Overly short daily walks and weak legs, mental distress, and systemic inflammation considerably impact quality of life in people with bronchiectasis and severe asthma, a study suggests.
“Extrapulmonary associations of health status in severe asthma and bronchiectasis: Comorbidities and functional outcomes” was published in the journal Respiratory Medicine.
Bronchiectasis and severe asthma are known to affect much more than a person’s airways, but life quality is rarely studied.
Researchers explored health-related but non-pulmonary traits for their impact on quality of life in adults with bronchiectasis (61 people) and severe asthma (70 people).
Specifically, they looked at physical activity (measured by number of steps per day), mental health (namely, anxiety and depression), isometric leg strength (leg muscle contraction in a static position, or without moving the joints; stronger muscles produce more force), systemic inflammation, and the presence of other diseases (comorbidities).
Health-related quality of life was assessed using the St. George’s Respiratory Questionnaire (SGRQ), a self-reported questionnaire specific to people with chronic airway diseases.
SGRO includes 50 questions divided among three topics: symptoms (frequency and severity), activity limitations due to breathlessness, and social and emotional impacts. Answers to each section are weighted according to the associated distress. Final scores range from 0 to 100, with higher scores corresponding to a poorer quality of life.
A difference equal or above four points in the SGRQ is considered to be clinically relevant.
Results showed that bronchiectasis and severe asthma patients had similar mean scores in the SGRQ questionnaire, 37.8 and 43.7, respectively.
Moreover, the traits studied had a similar negative impact in both groups. “The associations between extrapulmonary variables and HRQoL [health-related quality of life] did not differ according to diagnosis,” the researchers wrote.
Anxiety and depression, along with low physical activity (less than 4,125 steps daily), and whole body inflammation were parameters associated with worse quality of life in both bronchiectasis and severe asthma patients.
Of note, the minimum physical activity linked to a better quality of life was 7,000 steps a day.
“Our findings indicate that more than 7000 steps/day may be the level of physical activity associated with clinically significant improvements in HRQoL [health-related quality of life], and thus it could be considered an activity target,” the researchers wrote.

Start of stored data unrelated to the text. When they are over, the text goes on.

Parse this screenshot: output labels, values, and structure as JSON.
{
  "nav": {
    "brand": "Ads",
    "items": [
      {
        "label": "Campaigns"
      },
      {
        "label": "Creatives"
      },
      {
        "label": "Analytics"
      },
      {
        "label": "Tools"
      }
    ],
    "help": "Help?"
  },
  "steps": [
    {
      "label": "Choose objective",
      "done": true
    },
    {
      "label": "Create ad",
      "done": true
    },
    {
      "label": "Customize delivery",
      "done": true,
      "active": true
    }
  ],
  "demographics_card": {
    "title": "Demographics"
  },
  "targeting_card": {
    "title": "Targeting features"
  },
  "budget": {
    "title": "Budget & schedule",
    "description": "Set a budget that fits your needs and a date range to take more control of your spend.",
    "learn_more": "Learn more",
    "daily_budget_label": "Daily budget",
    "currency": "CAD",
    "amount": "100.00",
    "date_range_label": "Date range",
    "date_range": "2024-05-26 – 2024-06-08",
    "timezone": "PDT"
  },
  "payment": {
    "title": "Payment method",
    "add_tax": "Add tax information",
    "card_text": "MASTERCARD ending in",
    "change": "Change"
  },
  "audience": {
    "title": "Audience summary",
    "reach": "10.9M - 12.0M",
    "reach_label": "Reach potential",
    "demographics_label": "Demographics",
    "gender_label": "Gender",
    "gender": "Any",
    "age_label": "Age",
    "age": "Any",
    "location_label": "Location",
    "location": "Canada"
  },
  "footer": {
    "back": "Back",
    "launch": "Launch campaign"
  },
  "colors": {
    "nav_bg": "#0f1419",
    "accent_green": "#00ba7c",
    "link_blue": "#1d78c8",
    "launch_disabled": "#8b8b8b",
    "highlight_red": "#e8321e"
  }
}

Lower isometric leg strength in severe asthma patients and a higher score in the Charlson Comorbidity Index in bronchiectasis patients were also associated with a poorer health-related quality of life.
Overall, “decreased physical activity, anxiety and depression, leg strength and systemic inflammation are shared extrapulmonary characteristics that are independently associated with HRQoL [health-related quality of life] in severe asthma and bronchiectasis, especially within the activity and impact domains,” the team concluded.
According to the researchers, these traits should be considered when patients are being evaluated, as they may be promising targets for intervention to improve life quality.